Hong Kong, a former British colony for 150 years and now a Special Administrative Region of China, has been embroiled in a political crisis over the past few months, with the streets becoming a battlefield for pro and anti-government protesters. This is the third-largest financial centre, after New York and Hong Kong, and has been the top destination for IPOs.
Nevertheless, the unrest has not prompted investors to exit. In fact, the stock market has been gradually edging up, and its housing market is also up as well, leaving people scratching their heads why Hong Kong remains the top destination for multinationals in Asia. The main reason behind this is simple: As long as China’s economy is growing, and its economic cloud is stretching out to other parts of the world, then investors are more likely to invest in the territory.
First of all, the former British colony is one of the few places where English Common Law is enshrined in the law. Investors hold onto the belief that it can provide the best legal environment for them to trade goods and services. This is why it has been successful in the last 200 years trading with other countries. Even if you can see protests on the streets, the Court has remained impartial in dealing with all walks of life.
Secondly, the now Special Administrative of China has a very effective tax regime in which it remains one of the lowest in the world. Corporate tax is levied at 8.25% on profits up to HKD 2 million, and 16.5% over HKD 2 million. Income tax, on the other hand, income tax starts at 2% and ends at 17%, which is much lower than in Western countries. Also, withholding tax, such as dividend tax, inheritance tax, is not applicable in Hong Kong, making Hong Kong one of the low tax regimes in the world. The Government, meanwhile, is dedicated to all public services, which in the West relies on a heavy taxation regime. All legal residents are entitled to free medical care in public hospitals provided and supervised by the Hong Kong Hosptial Authority.

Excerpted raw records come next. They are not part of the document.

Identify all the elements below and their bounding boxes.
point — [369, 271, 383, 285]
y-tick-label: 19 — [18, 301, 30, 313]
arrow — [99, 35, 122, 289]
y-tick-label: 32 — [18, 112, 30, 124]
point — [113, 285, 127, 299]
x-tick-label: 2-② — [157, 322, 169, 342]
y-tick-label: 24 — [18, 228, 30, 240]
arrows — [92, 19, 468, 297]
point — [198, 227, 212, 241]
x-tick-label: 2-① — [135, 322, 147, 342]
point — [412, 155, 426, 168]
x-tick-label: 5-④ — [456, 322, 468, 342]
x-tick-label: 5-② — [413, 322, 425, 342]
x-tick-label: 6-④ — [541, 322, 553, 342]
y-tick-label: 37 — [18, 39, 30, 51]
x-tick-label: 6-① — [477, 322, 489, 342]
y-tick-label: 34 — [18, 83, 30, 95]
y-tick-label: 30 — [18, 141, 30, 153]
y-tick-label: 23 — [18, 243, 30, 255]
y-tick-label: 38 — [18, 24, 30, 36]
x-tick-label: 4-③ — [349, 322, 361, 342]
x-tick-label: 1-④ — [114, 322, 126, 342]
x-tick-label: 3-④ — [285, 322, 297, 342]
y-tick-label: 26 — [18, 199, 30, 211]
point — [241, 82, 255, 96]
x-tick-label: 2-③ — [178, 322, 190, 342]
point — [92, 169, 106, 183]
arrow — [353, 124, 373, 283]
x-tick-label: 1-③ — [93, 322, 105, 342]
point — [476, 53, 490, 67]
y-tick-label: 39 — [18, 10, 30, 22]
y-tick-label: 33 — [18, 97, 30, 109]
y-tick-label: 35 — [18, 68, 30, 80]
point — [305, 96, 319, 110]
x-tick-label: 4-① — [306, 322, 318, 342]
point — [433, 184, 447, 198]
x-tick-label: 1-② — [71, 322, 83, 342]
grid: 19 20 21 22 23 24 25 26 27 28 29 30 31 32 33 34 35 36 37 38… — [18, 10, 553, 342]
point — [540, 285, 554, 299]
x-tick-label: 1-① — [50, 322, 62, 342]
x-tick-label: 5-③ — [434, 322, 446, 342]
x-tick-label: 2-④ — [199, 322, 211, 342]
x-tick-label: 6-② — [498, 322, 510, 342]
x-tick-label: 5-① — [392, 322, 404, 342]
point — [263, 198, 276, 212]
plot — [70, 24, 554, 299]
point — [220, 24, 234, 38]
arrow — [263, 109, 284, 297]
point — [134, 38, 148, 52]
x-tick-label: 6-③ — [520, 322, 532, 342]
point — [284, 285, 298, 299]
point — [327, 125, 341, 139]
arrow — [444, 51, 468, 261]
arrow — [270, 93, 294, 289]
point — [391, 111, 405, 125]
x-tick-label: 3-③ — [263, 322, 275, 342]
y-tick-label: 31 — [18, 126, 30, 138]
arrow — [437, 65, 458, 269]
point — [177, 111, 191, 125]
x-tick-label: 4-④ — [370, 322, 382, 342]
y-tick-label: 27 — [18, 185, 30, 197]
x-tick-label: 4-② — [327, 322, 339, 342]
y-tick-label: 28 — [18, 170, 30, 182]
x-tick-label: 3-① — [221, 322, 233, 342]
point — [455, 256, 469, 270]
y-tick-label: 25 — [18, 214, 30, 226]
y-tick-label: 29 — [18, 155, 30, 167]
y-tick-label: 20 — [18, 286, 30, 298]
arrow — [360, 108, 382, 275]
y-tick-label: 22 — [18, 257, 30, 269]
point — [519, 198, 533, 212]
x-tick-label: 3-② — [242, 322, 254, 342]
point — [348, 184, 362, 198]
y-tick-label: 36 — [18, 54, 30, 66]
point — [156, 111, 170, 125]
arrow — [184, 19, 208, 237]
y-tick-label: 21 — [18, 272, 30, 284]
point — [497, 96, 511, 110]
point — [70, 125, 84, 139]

Thirdly, the leading Asian financial centre has been a gateway to China for multinationals doing business on the mainland. The status of Hong Kong as a conduit for the Chinese economy cannot be replaced, at least in the foreseeable future. Foreign businesses tend to use the territory as a launchpad expanding into mainland China, given a much more transparent, fair legal system. As a result, investment from Hong Kong, accounting for more than two-thirds of the total foreign direct investment, surged by 8.1% in the first nine months of 2019, based on a report compiled by the South China Morning Post.
To conclude, we still believe in Hong Kong as one of the most attractive places to do business for multinationals. Its economic, legal regimes are impeccable compared to other countries in Asia. Hence, whatever the protests take hold in key districts, the economic activity still goes on, with a booming stock market and a booming property market being a sign of the strength.